We’ll honor each of them and check in with several past guests for an update.
-Richard C. Bosson, former NM Supreme Court Chief Justice and NMEW Board Chair
Justice Bosson is a former Chief Justice of the New Mexico Supreme Court, where he served from 2002 to 2015. He was a member of the New Mexico Court of Appeals from 1994 to 2002, and served on the New Mexico Constitutional Revision Commission in 1994-95. Justice Bosson also worked in the New Mexico Attorney General's Office as Civil Division Director. He has served as the NMEW Board Chair since the organization’s inception in 2016, and recently served as the Chair of the New Mexico Civil Rights Commission.
“NMEW is thrilled to present our esteemed speakers and honored guests, each of whom has demonstrated outstanding ethics this past year and who have helped to keep a spotlight on ethics during this challenging time,” says NMEW Executive Director Kathleen Sabo. “We’re committed – through our annual Ethics in New Mexico events, and always – to providing timely and accurate information from trusted sources that engages and educates the public.”
During the symposium, NM Ethics Watch will also announce the winners of its third annual Student Ethics Essay Contest, which was held in the spring for NM high school students. Students were asked to respond to the prompt, “How have ethical principles influenced your behavior and actions during the pandemic?” A first prize of $500, a second prize of $250, a third prize of $100 and two $50 honorable mention prizes will be awarded.
Event registration is requested. A suggested donation of $35 is requested from non-student attendees to help fund NMEW’s important work. All donations are tax deductible. Lunch and refreshments will be available. The following Covid-19 safety policies will be in effect for the outdoor space: The event is outdoors under a large portal and attendance is limited to permit social distancing. During attendee check-in, vaccination verification will be requested. Masks are suggested for all attendees. Safety requests may be updated and will be communicated to attendees if conditions change prior to the event.
What: “Ethics in New Mexico: Community Ethics” symposium
When: Thursday, September 9th from 11:30 a.m. – 1:30 p.m.
Where: Alfredo Garcia Community Barn at Hartnett Park in Los Ranchos De Albuquerque. (The event is outdoors under a large portal - see Covid-19 policies, above.)

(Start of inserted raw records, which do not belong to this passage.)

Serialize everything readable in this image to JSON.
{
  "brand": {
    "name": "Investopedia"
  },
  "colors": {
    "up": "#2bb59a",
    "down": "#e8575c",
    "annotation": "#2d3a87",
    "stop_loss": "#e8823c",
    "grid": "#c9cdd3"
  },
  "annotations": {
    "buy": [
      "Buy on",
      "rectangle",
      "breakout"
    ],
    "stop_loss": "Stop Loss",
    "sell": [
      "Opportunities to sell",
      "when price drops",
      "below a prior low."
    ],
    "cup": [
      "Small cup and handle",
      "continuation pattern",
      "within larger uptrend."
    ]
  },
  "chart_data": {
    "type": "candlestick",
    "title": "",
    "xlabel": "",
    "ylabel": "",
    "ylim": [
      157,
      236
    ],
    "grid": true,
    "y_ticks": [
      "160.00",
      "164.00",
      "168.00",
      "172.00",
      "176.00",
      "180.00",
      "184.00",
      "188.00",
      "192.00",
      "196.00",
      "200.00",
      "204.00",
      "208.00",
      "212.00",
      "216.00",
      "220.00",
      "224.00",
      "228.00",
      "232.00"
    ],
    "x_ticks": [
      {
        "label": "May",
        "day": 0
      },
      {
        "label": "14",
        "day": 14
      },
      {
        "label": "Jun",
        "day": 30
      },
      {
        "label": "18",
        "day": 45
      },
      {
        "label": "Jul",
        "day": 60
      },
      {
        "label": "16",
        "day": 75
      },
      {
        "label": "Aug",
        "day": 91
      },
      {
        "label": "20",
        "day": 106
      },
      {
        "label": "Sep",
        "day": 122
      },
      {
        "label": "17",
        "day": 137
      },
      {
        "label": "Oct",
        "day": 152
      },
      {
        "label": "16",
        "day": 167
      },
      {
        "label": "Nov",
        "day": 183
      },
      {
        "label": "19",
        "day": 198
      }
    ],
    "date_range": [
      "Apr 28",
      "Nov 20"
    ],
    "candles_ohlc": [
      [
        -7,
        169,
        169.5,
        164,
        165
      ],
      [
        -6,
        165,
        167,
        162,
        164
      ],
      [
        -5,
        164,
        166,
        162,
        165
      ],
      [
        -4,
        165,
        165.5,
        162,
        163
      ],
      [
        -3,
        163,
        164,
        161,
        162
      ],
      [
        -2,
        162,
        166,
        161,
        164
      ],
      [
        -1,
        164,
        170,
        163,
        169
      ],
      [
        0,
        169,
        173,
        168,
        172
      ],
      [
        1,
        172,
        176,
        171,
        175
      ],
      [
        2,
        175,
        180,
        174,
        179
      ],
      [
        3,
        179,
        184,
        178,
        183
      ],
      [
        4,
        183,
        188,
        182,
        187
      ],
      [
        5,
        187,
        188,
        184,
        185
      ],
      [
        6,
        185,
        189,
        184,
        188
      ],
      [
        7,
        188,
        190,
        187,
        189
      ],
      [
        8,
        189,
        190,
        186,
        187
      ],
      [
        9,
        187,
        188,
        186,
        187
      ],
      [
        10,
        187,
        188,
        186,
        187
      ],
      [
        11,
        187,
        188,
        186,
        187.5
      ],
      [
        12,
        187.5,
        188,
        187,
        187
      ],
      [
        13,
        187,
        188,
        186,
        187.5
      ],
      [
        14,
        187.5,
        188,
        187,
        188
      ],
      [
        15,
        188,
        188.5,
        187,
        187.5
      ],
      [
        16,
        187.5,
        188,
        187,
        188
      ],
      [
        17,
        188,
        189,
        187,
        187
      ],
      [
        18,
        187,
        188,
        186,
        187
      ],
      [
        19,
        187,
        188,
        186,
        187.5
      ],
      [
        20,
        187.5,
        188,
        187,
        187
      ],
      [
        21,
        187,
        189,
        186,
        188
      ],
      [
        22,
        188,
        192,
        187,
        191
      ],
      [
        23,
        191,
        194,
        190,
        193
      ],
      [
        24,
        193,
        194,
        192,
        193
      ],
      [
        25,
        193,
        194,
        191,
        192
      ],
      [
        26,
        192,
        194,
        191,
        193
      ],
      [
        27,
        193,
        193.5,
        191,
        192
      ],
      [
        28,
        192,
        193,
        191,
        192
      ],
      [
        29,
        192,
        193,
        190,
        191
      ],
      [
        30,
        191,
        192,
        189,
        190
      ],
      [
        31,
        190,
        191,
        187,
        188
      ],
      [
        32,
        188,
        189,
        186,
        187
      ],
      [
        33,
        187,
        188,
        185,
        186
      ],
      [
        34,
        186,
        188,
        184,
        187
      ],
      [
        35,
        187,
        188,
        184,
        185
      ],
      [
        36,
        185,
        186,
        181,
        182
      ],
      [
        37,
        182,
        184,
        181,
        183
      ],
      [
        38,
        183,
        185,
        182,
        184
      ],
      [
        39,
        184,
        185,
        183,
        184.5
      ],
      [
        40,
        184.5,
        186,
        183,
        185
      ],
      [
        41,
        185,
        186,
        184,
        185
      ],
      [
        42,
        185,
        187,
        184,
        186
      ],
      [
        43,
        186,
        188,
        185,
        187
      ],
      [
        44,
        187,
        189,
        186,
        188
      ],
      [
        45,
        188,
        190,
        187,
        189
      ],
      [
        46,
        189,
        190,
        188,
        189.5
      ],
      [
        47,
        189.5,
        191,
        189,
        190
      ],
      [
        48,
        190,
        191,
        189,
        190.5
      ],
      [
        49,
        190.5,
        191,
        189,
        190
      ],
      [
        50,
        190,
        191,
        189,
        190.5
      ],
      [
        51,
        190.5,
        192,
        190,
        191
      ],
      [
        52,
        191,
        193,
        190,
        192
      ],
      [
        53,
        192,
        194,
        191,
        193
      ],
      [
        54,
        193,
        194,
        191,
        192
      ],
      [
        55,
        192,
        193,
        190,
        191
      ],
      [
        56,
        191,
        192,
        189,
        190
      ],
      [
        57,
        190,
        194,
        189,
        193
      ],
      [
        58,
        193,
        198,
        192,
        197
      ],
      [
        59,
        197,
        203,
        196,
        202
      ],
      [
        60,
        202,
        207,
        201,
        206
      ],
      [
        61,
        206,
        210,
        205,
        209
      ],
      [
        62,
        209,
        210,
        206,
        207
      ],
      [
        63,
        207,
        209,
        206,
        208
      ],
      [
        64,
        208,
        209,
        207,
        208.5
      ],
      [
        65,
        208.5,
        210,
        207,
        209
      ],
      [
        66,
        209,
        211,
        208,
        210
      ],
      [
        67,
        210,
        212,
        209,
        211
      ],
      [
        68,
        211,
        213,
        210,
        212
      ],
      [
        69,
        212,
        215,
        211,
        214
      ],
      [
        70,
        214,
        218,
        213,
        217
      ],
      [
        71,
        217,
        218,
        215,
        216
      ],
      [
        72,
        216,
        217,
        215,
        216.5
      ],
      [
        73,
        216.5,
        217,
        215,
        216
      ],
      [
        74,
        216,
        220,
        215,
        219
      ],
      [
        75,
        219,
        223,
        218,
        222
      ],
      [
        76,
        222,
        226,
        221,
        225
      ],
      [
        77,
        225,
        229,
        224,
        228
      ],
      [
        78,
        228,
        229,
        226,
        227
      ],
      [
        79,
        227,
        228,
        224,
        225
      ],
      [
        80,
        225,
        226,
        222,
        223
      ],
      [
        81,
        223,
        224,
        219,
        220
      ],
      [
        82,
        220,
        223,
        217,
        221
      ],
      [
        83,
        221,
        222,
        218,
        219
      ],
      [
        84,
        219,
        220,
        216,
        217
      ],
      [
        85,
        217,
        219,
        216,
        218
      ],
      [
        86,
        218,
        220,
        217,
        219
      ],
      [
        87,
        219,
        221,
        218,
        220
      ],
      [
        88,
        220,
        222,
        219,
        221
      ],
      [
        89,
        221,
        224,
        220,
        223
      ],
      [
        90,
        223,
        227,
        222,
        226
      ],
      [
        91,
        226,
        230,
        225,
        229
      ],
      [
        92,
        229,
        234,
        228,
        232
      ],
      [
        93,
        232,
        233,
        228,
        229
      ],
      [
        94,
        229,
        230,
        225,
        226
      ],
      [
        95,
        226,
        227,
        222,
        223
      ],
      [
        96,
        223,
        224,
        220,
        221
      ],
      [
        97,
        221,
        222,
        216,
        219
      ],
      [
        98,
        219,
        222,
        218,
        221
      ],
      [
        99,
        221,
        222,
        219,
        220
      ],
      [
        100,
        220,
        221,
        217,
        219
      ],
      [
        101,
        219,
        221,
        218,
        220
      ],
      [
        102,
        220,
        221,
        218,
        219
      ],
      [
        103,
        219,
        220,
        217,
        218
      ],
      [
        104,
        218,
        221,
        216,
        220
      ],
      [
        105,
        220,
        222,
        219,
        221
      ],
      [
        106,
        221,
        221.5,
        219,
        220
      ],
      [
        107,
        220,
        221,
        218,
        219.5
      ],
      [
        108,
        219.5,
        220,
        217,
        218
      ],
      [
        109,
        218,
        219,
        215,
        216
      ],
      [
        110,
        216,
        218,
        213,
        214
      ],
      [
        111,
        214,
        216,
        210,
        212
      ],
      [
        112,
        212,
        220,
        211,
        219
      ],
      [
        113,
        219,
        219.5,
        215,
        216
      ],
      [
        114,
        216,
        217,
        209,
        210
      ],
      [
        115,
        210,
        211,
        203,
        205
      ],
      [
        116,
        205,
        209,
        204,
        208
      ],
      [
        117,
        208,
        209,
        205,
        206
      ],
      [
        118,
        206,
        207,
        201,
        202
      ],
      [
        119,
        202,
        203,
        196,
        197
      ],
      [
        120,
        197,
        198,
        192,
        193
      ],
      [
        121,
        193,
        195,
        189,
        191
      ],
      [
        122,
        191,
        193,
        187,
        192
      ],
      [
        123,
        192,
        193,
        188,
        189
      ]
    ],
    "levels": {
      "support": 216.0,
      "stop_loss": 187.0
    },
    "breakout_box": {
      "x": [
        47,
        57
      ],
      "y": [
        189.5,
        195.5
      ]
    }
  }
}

Who: Hosted by New Mexico Ethics Watch
**For more info and to Register, go to : www.flipcause.com/secure/event_step2/MTIxNTQ0/120770
*Donations requested (Suggested amount $35). Student Admission - Free
NMEW is a 501(c)(3) organization and donations for this event are tax deductible.
***To do a story on this event please contact Kathleen Sabo at firstname.lastname@example.org or (505) 507-7548.
New Mexico Ethics Watch is a nonprofit, nonpartisan organization and a principal leader in ethics reform in New Mexico. Our values are that ethics is for everyone; that good government leads to improved schools, healthier communities, and better business, and attention to ethics in public life leads to more equitable opportunities for all.